A new report from the U.S. Energy Information Administration (EIA) estimates that the United States added 6.4 gigawatts (GW) of small-scale solar capacity in 2022, the most ever in a single year.

Small-scale solar (also called distributed solar or rooftop solar) refers to solar-power systems with one megawatt (MW) of capacity or less. Rooftop solar panels installed on homes make up the majority of small-scale solar capacity in the U.S. Small-scale solar power systems are also used in the commercial and industrial sectors.

According to the EIA report, U.S. small-scale solar capacity grew from 7.3 GW in 2014 (the year that EIA started publishing these estimates) to 39.5 GW in 2022,more than a five-fold increase. “Small-scale solar makes up about one-third of the total solar capacity in the United States,” said the EIA.

Reasons for the continuing growth of small-scale solar over the past decade include tax credits and incentives, public policy, higher retail electricity prices, and falling solar panel costs.

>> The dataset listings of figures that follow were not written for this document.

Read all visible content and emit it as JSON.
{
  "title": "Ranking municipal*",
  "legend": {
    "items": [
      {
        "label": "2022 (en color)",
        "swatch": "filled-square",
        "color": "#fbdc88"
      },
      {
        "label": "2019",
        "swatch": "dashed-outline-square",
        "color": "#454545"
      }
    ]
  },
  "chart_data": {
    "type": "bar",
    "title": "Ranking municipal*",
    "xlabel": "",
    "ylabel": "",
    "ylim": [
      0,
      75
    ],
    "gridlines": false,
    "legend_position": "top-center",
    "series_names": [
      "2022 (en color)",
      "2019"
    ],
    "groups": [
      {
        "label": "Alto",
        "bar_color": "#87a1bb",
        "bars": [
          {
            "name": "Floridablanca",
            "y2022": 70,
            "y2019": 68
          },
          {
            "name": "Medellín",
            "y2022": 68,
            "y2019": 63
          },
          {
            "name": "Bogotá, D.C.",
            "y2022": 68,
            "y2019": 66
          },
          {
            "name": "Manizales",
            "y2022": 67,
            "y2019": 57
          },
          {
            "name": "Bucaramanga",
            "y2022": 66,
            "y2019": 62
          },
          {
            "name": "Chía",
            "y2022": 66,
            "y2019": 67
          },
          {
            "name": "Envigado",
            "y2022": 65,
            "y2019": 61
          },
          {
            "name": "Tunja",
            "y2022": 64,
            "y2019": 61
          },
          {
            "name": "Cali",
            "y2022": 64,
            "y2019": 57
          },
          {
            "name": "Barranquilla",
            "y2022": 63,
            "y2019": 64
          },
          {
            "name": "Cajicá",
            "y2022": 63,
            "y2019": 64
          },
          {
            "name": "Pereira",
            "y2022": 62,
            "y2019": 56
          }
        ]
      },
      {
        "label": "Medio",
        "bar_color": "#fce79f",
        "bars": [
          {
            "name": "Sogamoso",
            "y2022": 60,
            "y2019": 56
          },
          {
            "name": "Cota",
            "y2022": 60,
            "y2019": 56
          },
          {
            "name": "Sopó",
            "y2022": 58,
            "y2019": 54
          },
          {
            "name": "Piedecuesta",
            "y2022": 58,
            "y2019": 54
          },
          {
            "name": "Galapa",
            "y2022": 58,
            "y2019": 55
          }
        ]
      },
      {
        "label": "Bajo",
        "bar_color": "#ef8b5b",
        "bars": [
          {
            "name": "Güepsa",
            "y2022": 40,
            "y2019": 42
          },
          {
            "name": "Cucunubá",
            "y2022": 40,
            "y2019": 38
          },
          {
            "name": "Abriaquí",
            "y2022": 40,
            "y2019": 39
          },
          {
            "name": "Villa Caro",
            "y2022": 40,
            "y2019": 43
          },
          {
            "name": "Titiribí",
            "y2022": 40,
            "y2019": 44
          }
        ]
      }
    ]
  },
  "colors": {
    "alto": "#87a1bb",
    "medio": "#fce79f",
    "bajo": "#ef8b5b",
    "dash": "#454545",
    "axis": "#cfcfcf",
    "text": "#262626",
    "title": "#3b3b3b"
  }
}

California has, by far, the largest share of the country’s small-scale solar capacity, at 36 percent, largely because of ample sunshine, favorable incentives, and relatively high retail electricity prices. In addition, the state’s Net Energy Metering Program allows rooftop solar panels to be connected to the power grid and provides credits for any surplus electricity produced by the panels and sent to the grid. Starting in 2020, the state also began requiring newly built single-family homes and multifamily buildings up to three stories high to have solar panels installed.

New York and New Jersey, despite being mid-Atlantic states with less year-round sunshine, have the second- and third-most small-scale solar capacity, respectively, although in recent years, sunny Texas and Arizona have been closing the gap. Long-standing state policies in New York and New Jersey offer generous solar incentives and have encouraged small-scale solar growth.

Furthermore, according to the EIA report, many of the states with the most small-scale solar capacity also have large populations. “Accounting for population size provides insight into how prevalent small-scale solar capacity really is in a state,” said the EIA.

“Although California has the most small-scale solar capacity, Hawaii has the highest small-scale solar penetration, at 541 watts per capita,” the report added. A large share of Hawaii’s electricity has historically come from oil-fired power plants. These plants rely on expensive fuel imports, resulting in high electricity bills. As solar panel costs have fallen, many homes and businesses in Hawaii have added solar panels, reducing their electricity bills and helping the state work toward its target to generate 100 percent of its electricity from renewable sources by 2045.